Icono Clast

Travellers vs. Tourists


Table of Contents
You might enjoy some Vignettes
.

The differences between
Travellers and Tourists

Travel is fatal
to prejudice, bigotry, and narrow-mindedness,
and many of our people need it sorely on these accounts.
Broad, wholesome, charitable views of men and things
cannot be acquired by vegetating
in one little corner of the earth all one's lifetime.
— Samuel Clemens 

Around this wide world's broad expanse
Are places great and small
Whose names fair tingle with romance
And I would see them all.
— Unknown 

Icono Clast:
A traveller doesn't know where she's going;
a tourist doesn't know where he's been.

GoldenBearTrekker:
A tourist can list all the places they have been … A traveller can
tell you about the people met and stories heard along the way.

Unknown:
A tourist travels to get away from home; a traveller always feels at home.

Barbara Vaughan (bvaughan@*.edu) suggested:
One is more of a snob than the other?

Miguel Cruz (mnc@*.nu) agreed with P J Wallace <pat@*.com> who said:
I am a traveller, you are a visitor, they <sniff> are tourists

and commented:
  That's the best illustration of the difference I've seen so far …

Middle_Aged_Man said:
 A Traveller is a Tourist who thinks he's special.


  TEN DICTATES
 1. Thou shalt not expect things to be as they are at home for
  thou hast left thy home to experience things different.
 2. Thou shalt take nothing too seriously for
  a carefree mind is the foundation of a fine trip.
 3. Thou shalt not let thy fellow tourists get on thy nerves for
  thou art travelling to enjoy thyself.
 4. Thou shalt take only half the clothing thou thinks needed and twice the money.
 5. Know at all times where be thy passport for
  without it thou art absent identity.
 6. Remember that if thou wert meant to be rooted in one place,
  thou wouldst have been created with roots.
 7. Thou shalt not worry, for
  one who worrieth be denied pleasure for things fatal are few.
 8. When in Rome, thou shalt be prepared to do somewhat as the Romans do.
 9. Thou shalt not judge the people of a community by the person who has given thee trouble.
10. Remember, thou art a guest in other lands and
  one who treateth a host without respect shalt not be honored.
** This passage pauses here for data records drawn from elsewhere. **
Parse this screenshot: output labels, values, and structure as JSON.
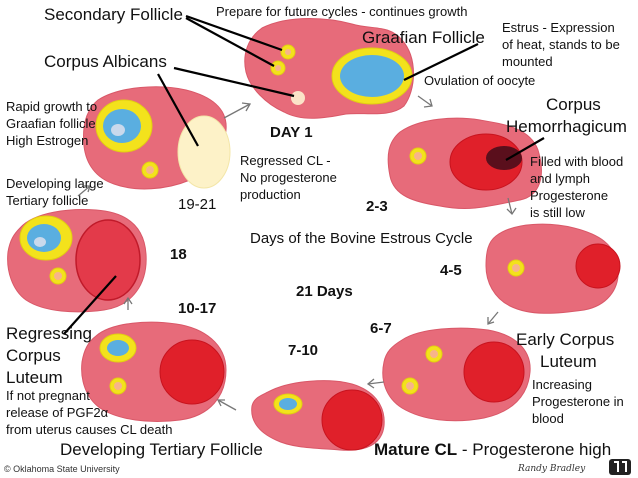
{
  "title": "Days of the Bovine Estrous Cycle",
  "cycle_length": "21 Days",
  "day_labels": {
    "d1": "DAY 1",
    "d2_3": "2-3",
    "d4_5": "4-5",
    "d6_7": "6-7",
    "d7_10": "7-10",
    "d10_17": "10-17",
    "d18": "18",
    "d19_21": "19-21"
  },
  "structures": {
    "secondary_follicle": "Secondary Follicle",
    "graafian_follicle": "Graafian Follicle",
    "corpus_albicans": "Corpus Albicans",
    "corpus_hemorrhagicum_1": "Corpus",
    "corpus_hemorrhagicum_2": "Hemorrhagicum",
    "early_cl_1": "Early Corpus",
    "early_cl_2": "Luteum",
    "regressing_cl_1": "Regressing",
    "regressing_cl_2": "Corpus",
    "regressing_cl_3": "Luteum",
    "developing_tertiary": "Developing Tertiary Follicle",
    "mature_cl": "Mature CL",
    "mature_cl_note": " - Progesterone high"
  },
  "notes": {
    "future_cycles": "Prepare for future cycles - continues growth",
    "estrus_1": "Estrus - Expression",
    "estrus_2": "of heat, stands to be",
    "estrus_3": "mounted",
    "ovulation": "Ovulation of oocyte",
    "regressed_1": "Regressed CL -",
    "regressed_2": "No progesterone",
    "regressed_3": "production",
    "rapid_1": "Rapid growth to",
    "rapid_2": "Graafian follicle",
    "rapid_3": "High Estrogen",
    "dev_large_1": "Developing large",
    "dev_large_2": "Tertiary follicle",
    "filled_1": "Filled with blood",
    "filled_2": "and lymph",
    "filled_3": "Progesterone",
    "filled_4": "is still low",
    "increasing_1": "Increasing",
    "increasing_2": "Progesterone in",
    "increasing_3": "blood",
    "pgf_1": "If not pregnant",
    "pgf_2": "release of PGF2α",
    "pgf_3": "from uterus causes CL death"
  },
  "footer": {
    "left": "© Oklahoma State University",
    "right": "Randy Bradley"
  },
  "colors": {
    "ovary": "#e76b7a",
    "corpus_luteum": "#e0202a",
    "follicle_ring": "#f3e21c",
    "follicle_fill": "#5aaee0",
    "corpus_albicans": "#fdf2c8",
    "hemorrhagicum_clot": "#5a0f1c"
  }
}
If you know who created the preceding fine list of advice, found before 10 September 1994, please let us know.

Excellent advice to follow just about anywhere.
From: yrret@*.net (Terryo): Date: 2003-10-02 00:37:35 PST 
Reactions to [cities] seem to be very much an invidual thing. Sure [they're] busy and noisy and confusing and, sometimes, dirty. But I agree with those who say that a lifetime is not enough …
……Leave your guidebook in your room and go spend an after­noon and evening in [a small neighborhood]. Discover your own sights to see, hang out in the little piazzas, watch the kids playing [ball], enjoy some [local delicacy]. And after the sun goes down, follow the music and aromas to a little hole-in-the-wall restau­rant, not listed in any travel guide, where mama is in the back preparing a meal for you that you will never forget …


George Max said:
«In the matter of a vacation, less is more.
«Do less driving, more time at any one site …
«Just 'cause it's “doable” doesn't mean it should be done.»

Icono Clast, 19 June 2005, commented:
Excellent advice well-stated. [Some people's] plans are over-ambitious. [They] should seriously consider spending
more time doing less than so little time doing so much.